でも、たのしい。
スタミュみてください。
正直、きらびやかな設定に抵抗がある
スタミュに限った話じゃないんですけど、自分の美学の問題で、パッと見て読めない名前とか、こみいった設定……例えば、華桜会みたいな組織が学園のトップに君臨していて、それぞれ後輩を指導していて、その名前は……キャラ設定は……みたいなのを滔々と語られると、うっもういいですお腹いっぱいです……ってなりやすいタイプです。
現実味のない整然と名付けられ秩序立てられたキャラ設定をガーッと並べられると、封じられた右目が疼くっていうか……自分の中で禁じてきたことなので、そんなんやっていいのか、って戸惑ってしまうんだと思います。
スタミュは私にとって、ちょっと苦手なタイプの作品です。
王道詰め合わせた幕の内弁当
ストーリー展開も、正直言って新鮮さを感じることはあんまりなかったかな? と思います。

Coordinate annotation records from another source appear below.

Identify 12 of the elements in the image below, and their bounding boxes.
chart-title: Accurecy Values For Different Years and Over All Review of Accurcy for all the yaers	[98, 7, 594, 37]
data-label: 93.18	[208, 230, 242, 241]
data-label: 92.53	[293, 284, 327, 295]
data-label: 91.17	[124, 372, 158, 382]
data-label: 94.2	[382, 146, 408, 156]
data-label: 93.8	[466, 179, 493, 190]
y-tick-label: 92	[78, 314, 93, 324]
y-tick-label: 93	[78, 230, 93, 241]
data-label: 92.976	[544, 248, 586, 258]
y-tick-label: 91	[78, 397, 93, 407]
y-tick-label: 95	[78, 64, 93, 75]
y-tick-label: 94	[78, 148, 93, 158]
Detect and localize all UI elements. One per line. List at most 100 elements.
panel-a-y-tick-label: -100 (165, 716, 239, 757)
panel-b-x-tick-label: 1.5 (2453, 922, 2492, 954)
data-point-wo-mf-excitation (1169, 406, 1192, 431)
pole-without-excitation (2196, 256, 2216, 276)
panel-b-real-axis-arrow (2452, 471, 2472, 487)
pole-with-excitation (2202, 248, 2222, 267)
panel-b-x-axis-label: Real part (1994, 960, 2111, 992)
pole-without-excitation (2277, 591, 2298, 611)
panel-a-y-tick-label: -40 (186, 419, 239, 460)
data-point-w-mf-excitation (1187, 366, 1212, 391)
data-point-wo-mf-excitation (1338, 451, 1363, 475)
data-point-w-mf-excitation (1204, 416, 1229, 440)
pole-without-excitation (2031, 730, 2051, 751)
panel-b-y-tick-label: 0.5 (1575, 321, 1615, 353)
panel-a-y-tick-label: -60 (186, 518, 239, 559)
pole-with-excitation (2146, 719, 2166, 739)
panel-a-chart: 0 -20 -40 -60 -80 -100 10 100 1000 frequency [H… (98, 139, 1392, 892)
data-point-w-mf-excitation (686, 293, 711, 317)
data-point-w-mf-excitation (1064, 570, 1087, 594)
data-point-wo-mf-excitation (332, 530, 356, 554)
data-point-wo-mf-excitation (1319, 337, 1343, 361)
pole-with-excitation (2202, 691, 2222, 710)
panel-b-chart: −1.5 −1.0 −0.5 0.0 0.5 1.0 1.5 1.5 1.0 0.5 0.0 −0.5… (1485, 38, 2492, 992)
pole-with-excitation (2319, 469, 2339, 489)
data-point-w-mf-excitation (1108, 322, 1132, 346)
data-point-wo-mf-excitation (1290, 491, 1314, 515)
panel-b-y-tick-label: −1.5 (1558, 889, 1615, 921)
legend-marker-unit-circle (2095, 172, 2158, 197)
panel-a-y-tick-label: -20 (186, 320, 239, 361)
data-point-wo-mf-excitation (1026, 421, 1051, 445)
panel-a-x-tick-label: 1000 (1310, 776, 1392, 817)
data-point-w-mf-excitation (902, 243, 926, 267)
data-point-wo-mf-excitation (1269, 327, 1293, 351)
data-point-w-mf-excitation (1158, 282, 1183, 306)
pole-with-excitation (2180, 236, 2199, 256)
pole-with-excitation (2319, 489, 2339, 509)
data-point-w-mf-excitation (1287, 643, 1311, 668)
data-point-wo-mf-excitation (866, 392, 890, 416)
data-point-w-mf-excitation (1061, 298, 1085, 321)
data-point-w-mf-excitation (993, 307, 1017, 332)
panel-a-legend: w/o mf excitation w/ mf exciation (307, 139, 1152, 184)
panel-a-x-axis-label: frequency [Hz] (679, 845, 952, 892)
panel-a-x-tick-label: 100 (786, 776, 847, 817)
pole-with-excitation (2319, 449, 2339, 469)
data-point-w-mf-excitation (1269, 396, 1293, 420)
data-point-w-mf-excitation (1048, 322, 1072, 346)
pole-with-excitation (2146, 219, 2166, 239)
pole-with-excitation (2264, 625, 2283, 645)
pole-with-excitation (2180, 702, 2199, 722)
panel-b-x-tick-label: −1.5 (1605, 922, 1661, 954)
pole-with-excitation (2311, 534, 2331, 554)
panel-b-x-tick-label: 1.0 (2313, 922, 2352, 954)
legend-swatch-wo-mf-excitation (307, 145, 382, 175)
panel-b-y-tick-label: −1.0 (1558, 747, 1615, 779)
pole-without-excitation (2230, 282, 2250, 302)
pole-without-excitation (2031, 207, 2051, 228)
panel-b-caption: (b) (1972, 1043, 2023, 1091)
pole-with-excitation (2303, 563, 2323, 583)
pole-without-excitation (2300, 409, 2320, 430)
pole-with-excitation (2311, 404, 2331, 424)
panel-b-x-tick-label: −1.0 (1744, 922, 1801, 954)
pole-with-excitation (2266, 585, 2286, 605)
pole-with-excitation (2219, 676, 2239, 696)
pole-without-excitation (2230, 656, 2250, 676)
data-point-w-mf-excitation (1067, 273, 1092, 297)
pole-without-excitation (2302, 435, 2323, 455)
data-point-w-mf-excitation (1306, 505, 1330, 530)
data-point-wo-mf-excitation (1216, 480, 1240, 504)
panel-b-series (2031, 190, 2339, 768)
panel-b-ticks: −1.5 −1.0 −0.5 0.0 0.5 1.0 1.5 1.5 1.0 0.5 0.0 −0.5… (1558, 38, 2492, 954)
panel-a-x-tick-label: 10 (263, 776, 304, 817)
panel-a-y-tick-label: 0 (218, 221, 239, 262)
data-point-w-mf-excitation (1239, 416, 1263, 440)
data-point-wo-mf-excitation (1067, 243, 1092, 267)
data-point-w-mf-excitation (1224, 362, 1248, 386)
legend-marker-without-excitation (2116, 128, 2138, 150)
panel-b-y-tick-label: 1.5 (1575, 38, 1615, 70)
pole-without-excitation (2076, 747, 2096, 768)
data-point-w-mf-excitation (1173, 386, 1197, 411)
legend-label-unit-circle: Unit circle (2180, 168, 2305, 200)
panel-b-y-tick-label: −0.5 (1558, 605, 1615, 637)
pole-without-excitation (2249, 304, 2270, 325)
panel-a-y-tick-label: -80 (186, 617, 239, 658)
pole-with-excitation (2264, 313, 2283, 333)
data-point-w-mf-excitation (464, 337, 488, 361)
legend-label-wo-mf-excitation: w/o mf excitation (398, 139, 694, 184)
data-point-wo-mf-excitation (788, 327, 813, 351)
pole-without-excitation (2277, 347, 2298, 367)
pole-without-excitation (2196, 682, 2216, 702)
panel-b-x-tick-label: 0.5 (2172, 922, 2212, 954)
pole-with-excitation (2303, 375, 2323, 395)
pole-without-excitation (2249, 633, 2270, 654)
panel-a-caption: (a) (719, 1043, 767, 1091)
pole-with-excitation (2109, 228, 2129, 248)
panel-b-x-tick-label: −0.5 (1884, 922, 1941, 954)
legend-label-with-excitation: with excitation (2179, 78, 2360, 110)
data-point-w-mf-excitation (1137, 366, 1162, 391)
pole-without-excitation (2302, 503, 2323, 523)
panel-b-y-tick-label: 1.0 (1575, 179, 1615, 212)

象徴的だな、と思っているのが天花寺翔というキャラクター。
高慢な梨園の貴公子で、「和」というか「カブキ」を前面に押し出したキャラクターなんですが、猫だけが唯一の友達で、おぼっちゃま育ちのお手本みたいなすっとぼけた発言もするし、ファストフード初体験ネタをやられたときは……い、いまどきそれやるの!? って思いました。
とにかく王道で殴ってくる感じなんですよね。天花寺くんだけではなく、他のキャラクターもお手本どおりというか、私の書くような根性曲がったひねくれ方を一切していない。素直で、頑張り屋で、キラキラしていて、まっすぐに高みを目指していて……
そのまぶしさが見ていてつらかったのかもしれません。
だって、スターの物語だから
ここまでつれーわしんどいわ苦手だわってことばかり書いてきましたが、一期とスタミュミュ見終わった時点で、私はこの作品、かなり好きです。
スタミュはミュージカル俳優の卵たちのお話です。
彼らは舞台の上に存在し、まぶしいライトをいっぱいに浴びて輝いている。
闇とか影とか、いらないんです。
舞台上は夢と希望で満ちていて、困難は力を合わせて乗り越えるためにあって、キラキラな設定もお約束のストーリー展開も、必要な舞台装置なんです。
私事で恐縮ですが、私がファンタジーを評するときに必ず言うことがあります。
「背景は書き割りでいいから裏が見えないように描け」
スタミュにとって、人間のどうしようもない部分とか、しみったれた日常とか、そういうのは見せると物語のほころびになってしまう。
裏の見えない完全な舞台装置を周到に組んである作品なんだと気づいて、私はスタミュめちゃめちゃ評価しました。
舞台の上にいる限り、スターは輝いていないといけないんです。
いかに私が舞台を降りた人間の姿を書くことに執念を燃やしている書き手だとはいえ、むしろ、だからこそ、舞台の上を全力で描くこの作品を評価しないわけにはいかない。物語にかける熱量はちゃんとわかります。
スタミュ、いい作品だと思います。
蛇足ですけど、ミュージカルだから
ミュージカルなんで、突然別世界に入って歌い出す演出に耐えられない人には向いてないです。
でも、それもまた用意された舞台装置なんだな〜。
とりあえずこれから二期追いかけます。